Changing buyer profile

Local buyers who dominated the buy side of the transaction market last year will continue to take advantage of favorable pricing, but foreign investors, institutions and REITs are expected to become more active in the buying arena in 2010.

Last year, Zander saw an influx of private capital entering the market; wealthy families who were tired of earning a mere 1.5 or two percent on their money in a CD came off the sidelines and re-entered the apartment market as cap rates on core Class A and B properties trended upwards.

And, although underwriting is much more stringent than in the past, these buyers are finding debt readily available thanks to the continued participation of the GSEs, Fannie Mae and Freddie Mac, along with HUD, said Zander.

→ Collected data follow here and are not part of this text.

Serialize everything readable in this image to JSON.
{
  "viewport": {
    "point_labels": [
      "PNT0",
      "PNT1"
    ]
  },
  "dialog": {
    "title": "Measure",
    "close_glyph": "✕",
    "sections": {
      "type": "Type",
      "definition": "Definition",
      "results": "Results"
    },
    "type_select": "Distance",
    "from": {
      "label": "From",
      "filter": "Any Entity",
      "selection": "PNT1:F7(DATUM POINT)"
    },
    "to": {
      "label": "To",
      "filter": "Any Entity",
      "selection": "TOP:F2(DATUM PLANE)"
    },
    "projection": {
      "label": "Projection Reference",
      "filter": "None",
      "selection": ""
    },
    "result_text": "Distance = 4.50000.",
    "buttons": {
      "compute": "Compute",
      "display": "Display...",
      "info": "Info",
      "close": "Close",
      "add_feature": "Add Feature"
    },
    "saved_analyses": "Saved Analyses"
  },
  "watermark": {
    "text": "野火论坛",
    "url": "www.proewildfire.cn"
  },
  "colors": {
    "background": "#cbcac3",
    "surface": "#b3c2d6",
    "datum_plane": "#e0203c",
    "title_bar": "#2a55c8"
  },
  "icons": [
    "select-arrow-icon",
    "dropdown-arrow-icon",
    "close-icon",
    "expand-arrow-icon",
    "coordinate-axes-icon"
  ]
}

“Local private buyers who couldn’t compete with institutional investors a year or two ago when cap rates were down around five percent are active right now. Cap rates moved up into the six percent range, in some cases as high as 6.75 percent in some Los Angeles markets and private families can now buy based on yield and in-place operations. They feel more inclined to step up with their cash and close escrow,” he said.

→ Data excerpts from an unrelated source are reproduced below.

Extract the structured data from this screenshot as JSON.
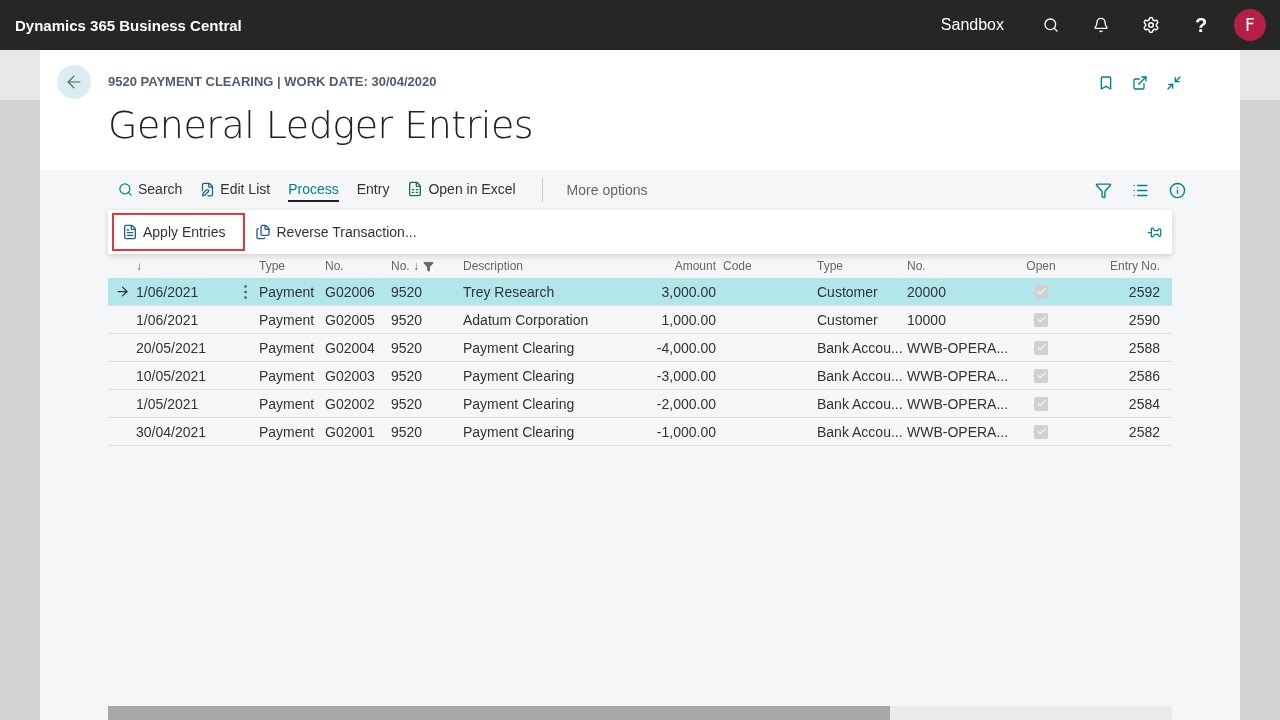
{
  "app_bar": {
    "title": "Dynamics 365 Business Central",
    "environment": "Sandbox",
    "help": "?",
    "avatar": "F"
  },
  "page": {
    "breadcrumb": "9520 PAYMENT CLEARING | WORK DATE: 30/04/2020",
    "title": "General Ledger Entries"
  },
  "actions": [
    {
      "kind": "search",
      "label": "Search",
      "selected": false
    },
    {
      "kind": "edit",
      "label": "Edit List",
      "selected": false
    },
    {
      "kind": "plain",
      "label": "Process",
      "selected": true
    },
    {
      "kind": "plain",
      "label": "Entry",
      "selected": false
    },
    {
      "kind": "excel",
      "label": "Open in Excel",
      "selected": false
    }
  ],
  "more_options": "More options",
  "sub_actions": [
    {
      "kind": "apply",
      "label": "Apply Entries",
      "highlighted": true
    },
    {
      "kind": "reverse",
      "label": "Reverse Transaction...",
      "highlighted": false
    }
  ],
  "table": {
    "columns": [
      {
        "label": "↓",
        "filtered": false
      },
      {
        "label": "Type",
        "filtered": false
      },
      {
        "label": "No.",
        "filtered": false
      },
      {
        "label": "No. ↓",
        "filtered": true
      },
      {
        "label": "Description",
        "filtered": false
      },
      {
        "label": "Amount",
        "filtered": false
      },
      {
        "label": "Code",
        "filtered": false
      },
      {
        "label": "Type",
        "filtered": false
      },
      {
        "label": "No.",
        "filtered": false
      },
      {
        "label": "Open",
        "filtered": false
      },
      {
        "label": "Entry No.",
        "filtered": false
      }
    ],
    "rows": [
      {
        "selected": true,
        "cells": [
          "1/06/2021",
          "Payment",
          "G02006",
          "9520",
          "Trey Research",
          "3,000.00",
          "",
          "Customer",
          "20000"
        ],
        "open": true,
        "entry_no": "2592"
      },
      {
        "selected": false,
        "cells": [
          "1/06/2021",
          "Payment",
          "G02005",
          "9520",
          "Adatum Corporation",
          "1,000.00",
          "",
          "Customer",
          "10000"
        ],
        "open": true,
        "entry_no": "2590"
      },
      {
        "selected": false,
        "cells": [
          "20/05/2021",
          "Payment",
          "G02004",
          "9520",
          "Payment Clearing",
          "-4,000.00",
          "",
          "Bank Accou...",
          "WWB-OPERA..."
        ],
        "open": true,
        "entry_no": "2588"
      },
      {
        "selected": false,
        "cells": [
          "10/05/2021",
          "Payment",
          "G02003",
          "9520",
          "Payment Clearing",
          "-3,000.00",
          "",
          "Bank Accou...",
          "WWB-OPERA..."
        ],
        "open": true,
        "entry_no": "2586"
      },
      {
        "selected": false,
        "cells": [
          "1/05/2021",
          "Payment",
          "G02002",
          "9520",
          "Payment Clearing",
          "-2,000.00",
          "",
          "Bank Accou...",
          "WWB-OPERA..."
        ],
        "open": true,
        "entry_no": "2584"
      },
      {
        "selected": false,
        "cells": [
          "30/04/2021",
          "Payment",
          "G02001",
          "9520",
          "Payment Clearing",
          "-1,000.00",
          "",
          "Bank Accou...",
          "WWB-OPERA..."
        ],
        "open": true,
        "entry_no": "2582"
      }
    ]
  }
}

Most of the 10 deals Zander brokered last year reflect that trend and some also represent the largest transactions in their respective sub-markets. One is the sale last June of the 106-unit Mountain View Apartments in the City of Camarillo for Palo Alto-based Essex Property Trust, which had owned the property for more than five years. The $14 million sales price reflected a realistic price adjustment in response to the capital markets, according to Zander.

The deal also represented the first acquisition in 20 years for the buyer, a local family that owns several hundred units in the area and plans to invest in minor cosmetic fixes to the 30-year-old Mountain View, which was well-maintained by the seller. It was also the first sale of a property with more than 100 units in Ventura County last year and the first in Camarillo in the past several years.

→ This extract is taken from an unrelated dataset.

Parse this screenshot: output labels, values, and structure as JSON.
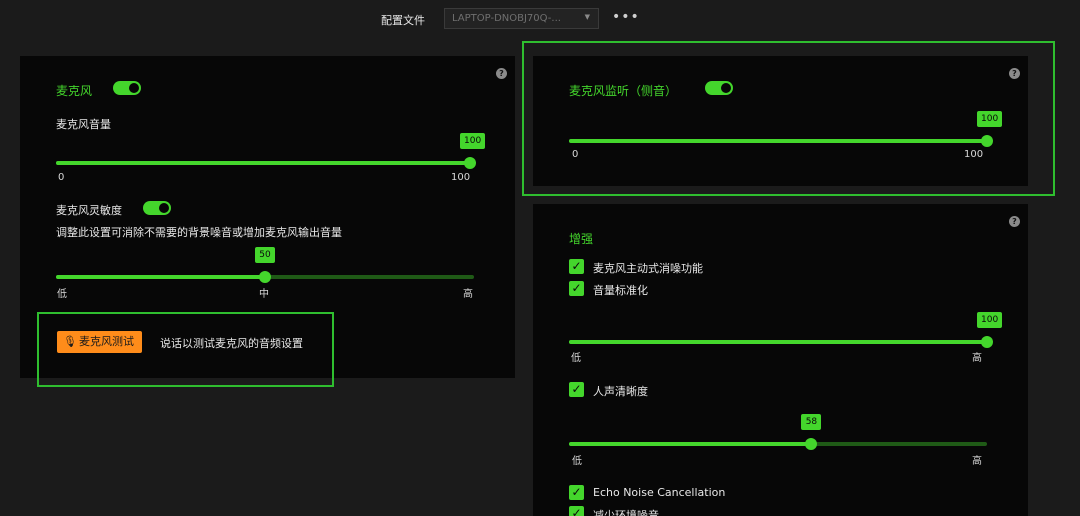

The community features one- and two-bedroom units ranging from 625 to 929 sq. ft. and includes a pool, a fitness center and clubhouse and picnic areas. In-place rents averaged $1.55 per sq. ft. at close of escrow.

The buyer was able to place new 10-year, non-recourse debt of $9.75 million at a fixed rate of 6.36 percent through Freddie Mac’s Capital Markets Execution program that was arranged by Alex J. Katz of the Los Angeles office of Meridian Capital Group.

In September, another local private capital buyer, who owns several thousand apartment units in Southern California, acquired the 112-unit Hollywood Place apartments in Hollywood in a deal Zander believes was done entirely on the basis of replacement cost and yield.

“This was a completely turnkey renovated property that Iowa-based seller Principal Global and the previous owner had done some pretty extensive renovations on. Most people who are buying institutional properties like this one are buying them because they rarely come to market. Everyone who bought in 2009 and going forward are placing 10-year debt and buying to own and operate, not to renovate and turn. They correctly believe that rents will increase over the next 18 to 24 months and we will start seeing some rent growth now that rents have taken the big beating down that they have taken.

“Hollywood Place was priced 30 to 50 percent below replacement cost and the rents already took a dramatic hit with rent reductions and concessions,” said Zander.

The five-story apartment community is located midway between La Brea and Fairfax, minutes from the 101 Freeway, and is convenient to many of the largest employers, entertainment options, shopping districts and hiking trails that make Hollywood so attractive to tenants and investors alike.

In-place rents range from $1,200 to nearly $2,800 for the mix of studios, ones and twos that measure from 500 to 1,000 sq. ft. Amenities include a renovated swimming pool and sun deck, a fitness center, outdoor fireplace and lounge. The two-level parking garage provides a total of 158 spaces.

Jim McBirney of Capmark Financial Group secured the borrower’s new 10-year 75 percent debt at a fixed rate of 5.39 percent through Fannie Mae’s DUS program.